As the numbered balloons on director Andy Muschietti’s Instagram have warned us, we’re just two days away from the first trailer for It. We’re looking forward to seeing this version of villain Pennywise the Clown in action, and creepy new photos released today reminded us of the nightmares we’ll be having as a result.
Image: Brooke Palmer © 2016 WARNER BROS. ENTERTAINMENT INC. AND RATPAC-DUNE ENTERTAINMENT LLC. ALL RIGHTS RESERVED
Here we see the Losers Club — including Stranger Things‘ Finn Wolfhard as Richie Tozier, and Midnight Special‘s Jaeden Lieberher as Bill Denbrough — looking at slides, maybe in the scene where the kids recognise Pennywise’s multi-generational legacy in the town of Derry for the first time. (Whatever they’re looking at, it ain’t happy.) Eddie Kaspbrak (played by Jack Dylan Grazer), whose asthma inhaler becomes an important plot element, is the only kid missing from this scene.
Photo: Warner Bros
Then we get another look at Pennywise (Bill Skarsgård) holding his favourite party favour. Muschietti told USA Today that the film’s approach to the horror icon was informed by a quick but memorable descriptor in Stephen King’s source material:
Another small part of King’s 1,138-page tome gave rise to the director’s vision for Pennywise, in which Bill wonders if this monster is eating children because that’s what we’re told monsters do.
“It’s a tiny bit of information, but that sticks with you so much,” Muschietti says. “Maybe it is real as long as children believe in it. And in a way, Pennywise’s character is motivated by survival. In order to be alive in the imagination of children, he has to keep killing.”
(Note: King has already seen the movie and he loved it.)
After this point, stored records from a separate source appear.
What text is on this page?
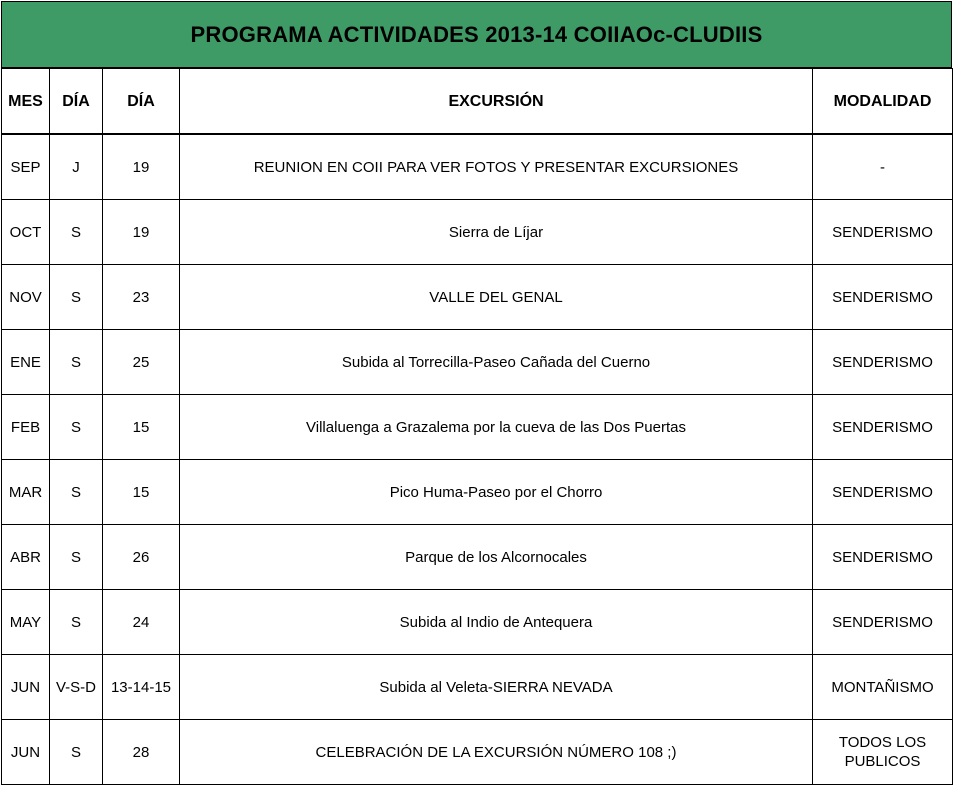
PROGRAMA ACTIVIDADES 2013-14 COIIAOc-CLUDIIS
MES	DÍA	DÍA	EXCURSIÓN	MODALIDAD
SEP	J	19	REUNION EN COII PARA VER FOTOS Y PRESENTAR EXCURSIONES	-
OCT	S	19	Sierra de Líjar	SENDERISMO
NOV	S	23	VALLE DEL GENAL	SENDERISMO
ENE	S	25	Subida al Torrecilla-Paseo Cañada del Cuerno	SENDERISMO
FEB	S	15	Villaluenga a Grazalema por la cueva de las Dos Puertas	SENDERISMO
MAR	S	15	Pico Huma-Paseo por el Chorro	SENDERISMO
ABR	S	26	Parque de los Alcornocales	SENDERISMO
MAY	S	24	Subida al Indio de Antequera	SENDERISMO
JUN	V-S-D	13-14-15	Subida al Veleta-SIERRA NEVADA	MONTAÑISMO
JUN	S	28	CELEBRACIÓN DE LA EXCURSIÓN NÚMERO 108 ;)	TODOS LOS PUBLICOS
It isn’t the best look we’ve gotten at Pennywise so far, but still… eeeeek.
Photo: Warner Bros
We all float down here!
Finally, another piece of Pennywise, which hints at just how freaky this movie is going to look:
Photo: Warner Bros
We’ll know even more, of course, when the trailer appears later this week. As scary-movie fiends already know, It is actually a two-part film. The first part of the saga opens in the US September 8; then, there’ll be a second film that follows the structure of King’s novel by catching up with the (variously traumatised) Losers Club 30 years later, when they’re drawn back to Derry to fight you-know-who again.